Role Assistants request governed business capabilities — the platform enforces authority, policy, approval, scope, and evidence before any action runs.
Why it matters
Agent frameworks often give models tools and APIs directly. That model breaks enterprise accountability: permissions expand silently, actions are hard to audit, and “the agent decided” is not an acceptable answer for regulated work.
AI Fabrix compiles integrator-defined operations into enterprise capability keys (e.g. customer.search) and mediates every request through the capability gateway.
How it works
Bad model: AI → API → system action
AI Fabrix: AI → governed capability → control checks → execution → evidence
A Role Assistant may understand a request, gather context, draft a recommendation, and request a capability. It does not:
- invent authority beyond the active role
- bypass policy or approval gates
- expand permissions when skill level increases
- execute directly against enterprise systems with embedded credentials
The active role is the operating boundary — not the assistant persona.
Integrator connection
Capabilities become available to workers only after integrators:
- Model datasources with business metadata
- Expose and upload integrations
- Pass certification pillars (certification guide)

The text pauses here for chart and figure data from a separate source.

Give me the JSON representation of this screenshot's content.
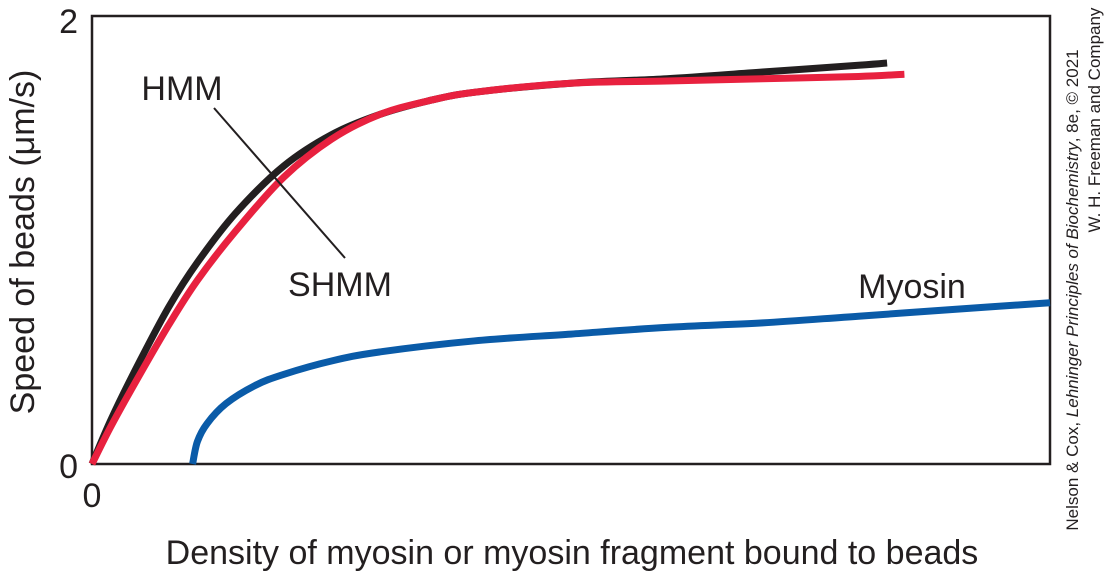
{
  "chart_data": {
    "type": "line",
    "xlabel": "Density of myosin or myosin fragment bound to beads",
    "ylabel": "Speed of beads (μm/s)",
    "xlim": [
      0,
      1
    ],
    "ylim": [
      0,
      2
    ],
    "x_ticks": [
      {
        "value": 0,
        "label": "0"
      }
    ],
    "y_ticks": [
      {
        "value": 0,
        "label": "0"
      },
      {
        "value": 2,
        "label": "2"
      }
    ],
    "grid": false,
    "legend": "none",
    "series": [
      {
        "name": "HMM",
        "color": "#231f20",
        "x": [
          0,
          0.02,
          0.05,
          0.08,
          0.11,
          0.15,
          0.2,
          0.25,
          0.3,
          0.35,
          0.4,
          0.5,
          0.6,
          0.7,
          0.8,
          0.83
        ],
        "y": [
          0,
          0.2,
          0.46,
          0.7,
          0.9,
          1.12,
          1.33,
          1.47,
          1.56,
          1.62,
          1.66,
          1.7,
          1.72,
          1.75,
          1.78,
          1.79
        ]
      },
      {
        "name": "SHMM",
        "color": "#e8213f",
        "x": [
          0,
          0.02,
          0.05,
          0.08,
          0.11,
          0.15,
          0.2,
          0.25,
          0.3,
          0.35,
          0.4,
          0.5,
          0.6,
          0.7,
          0.8,
          0.848
        ],
        "y": [
          0,
          0.17,
          0.4,
          0.62,
          0.82,
          1.04,
          1.28,
          1.45,
          1.56,
          1.62,
          1.66,
          1.7,
          1.71,
          1.72,
          1.73,
          1.74
        ]
      },
      {
        "name": "Myosin",
        "color": "#0a5ba8",
        "x": [
          0.105,
          0.11,
          0.12,
          0.14,
          0.17,
          0.2,
          0.25,
          0.3,
          0.4,
          0.5,
          0.6,
          0.7,
          0.8,
          0.9,
          1.0
        ],
        "y": [
          0,
          0.1,
          0.18,
          0.27,
          0.35,
          0.4,
          0.46,
          0.5,
          0.55,
          0.58,
          0.61,
          0.63,
          0.66,
          0.69,
          0.72
        ]
      }
    ],
    "annotations": [
      {
        "text": "HMM",
        "target": "HMM",
        "at": [
          0.12,
          1.7
        ]
      },
      {
        "text": "SHMM",
        "target": "SHMM",
        "at": [
          0.29,
          0.82
        ]
      },
      {
        "text": "Myosin",
        "target": "Myosin",
        "at": [
          0.88,
          0.72
        ]
      }
    ]
  },
  "credit": {
    "line1_prefix": "Nelson & Cox, ",
    "line1_title": "Lehninger Principles of Biochemistry",
    "line1_suffix": ", 8e, © 2021",
    "line2": "W. H. Freeman and Company"
  },
  "colors": {
    "frame": "#231f20",
    "text": "#231f20"
  }
}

Operators should verify certification before assigning new capabilities to worker roles.
Limits
- Capabilities must be certified and uploaded before workers can request them in production; this page does not replace the Build → Business Entities configure track.
- Generic “agent” patterns without capability manifests are out of scope for AI Fabrix Role Assistants.
Example
A Finance Assistant recommends an approval package and requests approval.prepareRequest. The platform validates role, policy, and certification. The worker does not post to a finance API with embedded credentials.
Business value
Enterprise-safe execution, explainable allow/deny decisions, and a clear line between AI assistance and system mutation.